Again, he argued, that is most desirable which we choose, not on account of something else, but for its own sake: but this is admitted to be the case with pleasure; for we never ask a man for his motive in taking pleasure, it being understood that pleasure is in itself desirable.
Again, he argued that any good thing whatsoever is made more desirable by the addition of pleasure, e.g. just or temperate conduct; but it can only be by the good that the good is increased.
Now, this last argument seems indeed to show that pleasure is a good thing, but not that it is one whit better than any other good thing; for anygood thing is more desirable with the addition of another good thing than by itself.
Nay, Plato actually employs a similar argument to show that pleasure is not the good. “The pleasant life,” he says, “is more desirable with wisdom than without: but if the combination of the two be better, pleasure itself cannot be the good; for no addition can make the good more desirable.” And it is equally evident that, if any other thing be made more desirable by the addition of one of the class of things that are good in themselves, that thing cannot be the good. What good is there, then, which is thus incapable of addition, and at the same time such that men can participate in it? For that is the sort of good that we want.

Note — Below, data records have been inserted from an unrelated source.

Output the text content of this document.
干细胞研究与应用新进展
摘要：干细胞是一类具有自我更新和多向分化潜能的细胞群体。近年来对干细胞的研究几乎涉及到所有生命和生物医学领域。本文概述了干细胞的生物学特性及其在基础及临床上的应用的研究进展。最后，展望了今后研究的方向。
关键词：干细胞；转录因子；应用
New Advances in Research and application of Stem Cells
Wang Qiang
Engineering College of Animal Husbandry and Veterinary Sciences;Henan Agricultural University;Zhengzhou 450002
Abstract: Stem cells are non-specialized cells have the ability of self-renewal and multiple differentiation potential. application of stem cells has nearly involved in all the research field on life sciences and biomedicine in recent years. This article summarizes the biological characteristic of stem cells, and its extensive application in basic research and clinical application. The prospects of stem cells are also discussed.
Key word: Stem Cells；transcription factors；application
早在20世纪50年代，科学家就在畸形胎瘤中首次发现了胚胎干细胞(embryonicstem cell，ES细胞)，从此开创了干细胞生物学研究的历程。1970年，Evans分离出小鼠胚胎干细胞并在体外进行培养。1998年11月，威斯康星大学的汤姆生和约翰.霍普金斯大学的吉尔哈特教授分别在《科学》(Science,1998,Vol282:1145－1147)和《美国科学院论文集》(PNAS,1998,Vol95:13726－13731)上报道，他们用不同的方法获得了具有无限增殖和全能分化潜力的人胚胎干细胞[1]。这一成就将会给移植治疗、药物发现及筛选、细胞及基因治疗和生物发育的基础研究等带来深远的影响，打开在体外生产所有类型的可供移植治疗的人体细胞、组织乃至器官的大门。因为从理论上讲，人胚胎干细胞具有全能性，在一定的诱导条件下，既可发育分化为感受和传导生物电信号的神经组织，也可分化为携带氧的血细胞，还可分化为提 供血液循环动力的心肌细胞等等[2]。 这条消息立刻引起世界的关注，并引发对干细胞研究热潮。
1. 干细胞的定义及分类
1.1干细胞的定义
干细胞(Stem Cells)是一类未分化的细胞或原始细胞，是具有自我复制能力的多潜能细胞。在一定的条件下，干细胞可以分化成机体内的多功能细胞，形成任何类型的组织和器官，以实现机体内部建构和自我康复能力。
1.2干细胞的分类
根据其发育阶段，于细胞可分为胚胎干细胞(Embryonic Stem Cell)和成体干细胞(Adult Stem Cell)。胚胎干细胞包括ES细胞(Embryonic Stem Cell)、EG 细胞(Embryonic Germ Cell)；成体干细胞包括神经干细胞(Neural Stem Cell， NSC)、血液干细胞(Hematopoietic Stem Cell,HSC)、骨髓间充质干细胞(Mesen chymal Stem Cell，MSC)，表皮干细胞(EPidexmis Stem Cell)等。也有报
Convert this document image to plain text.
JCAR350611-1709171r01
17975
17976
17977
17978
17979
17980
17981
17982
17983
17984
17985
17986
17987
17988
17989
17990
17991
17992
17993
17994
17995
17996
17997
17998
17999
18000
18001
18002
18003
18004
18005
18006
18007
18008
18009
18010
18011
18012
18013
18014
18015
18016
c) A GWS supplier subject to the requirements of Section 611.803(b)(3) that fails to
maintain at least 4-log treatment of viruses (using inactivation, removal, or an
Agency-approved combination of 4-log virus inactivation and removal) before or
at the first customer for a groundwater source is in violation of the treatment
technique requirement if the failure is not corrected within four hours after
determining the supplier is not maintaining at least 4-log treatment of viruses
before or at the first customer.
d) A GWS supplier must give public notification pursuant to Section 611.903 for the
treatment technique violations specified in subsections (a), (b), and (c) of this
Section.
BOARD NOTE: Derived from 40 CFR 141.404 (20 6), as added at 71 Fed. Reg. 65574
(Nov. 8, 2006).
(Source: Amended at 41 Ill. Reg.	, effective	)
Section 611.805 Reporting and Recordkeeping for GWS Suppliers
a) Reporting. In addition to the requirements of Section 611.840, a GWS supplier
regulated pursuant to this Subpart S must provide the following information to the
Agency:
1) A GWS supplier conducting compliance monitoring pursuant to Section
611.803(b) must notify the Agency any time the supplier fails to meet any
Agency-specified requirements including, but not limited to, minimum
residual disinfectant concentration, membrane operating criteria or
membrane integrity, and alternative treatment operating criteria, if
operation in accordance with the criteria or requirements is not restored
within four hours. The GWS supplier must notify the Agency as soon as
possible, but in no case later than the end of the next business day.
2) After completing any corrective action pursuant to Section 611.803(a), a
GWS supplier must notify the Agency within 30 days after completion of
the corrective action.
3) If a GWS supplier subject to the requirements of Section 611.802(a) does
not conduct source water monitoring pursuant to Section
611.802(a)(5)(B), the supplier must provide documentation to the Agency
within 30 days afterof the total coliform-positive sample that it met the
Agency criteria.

But those who maintain, on the contrary, that what all desire is not good, surely talk nonsense. What all men think, that, we say, is true. And to him who bids us put no trust in the opinion of mankind, we reply that we can scarce put greater trust in his opinion. If it were merely irrational creatures that desired these things, there might be something in what he says; but as rational beings also desire them, how can it be anything but nonsense? Indeed, it may be that even in inferior beings there is some natural principle of good stronger than themselves, which strives after their proper good.
Again, what the adversaries of Eudoxus say about his argument from the nature of the opposite of pleasure, does not seem to be sound. They say that, though pain be bad, yet it does not follow that pleasure is good; for one bad thing may be opposed to another bad thing, and both to a third thing which is different from either. Now, though this is not a bad remark, it does not hold true in the present instance. For if both were bad, both alike ought to be shunned, or if neither were bad, neither should be shunned, or, at least, one no more than the other: but, as it is, men evidently shun the one as bad and choose the other as good; they are, in fact, therefore, opposed to one another in this respect.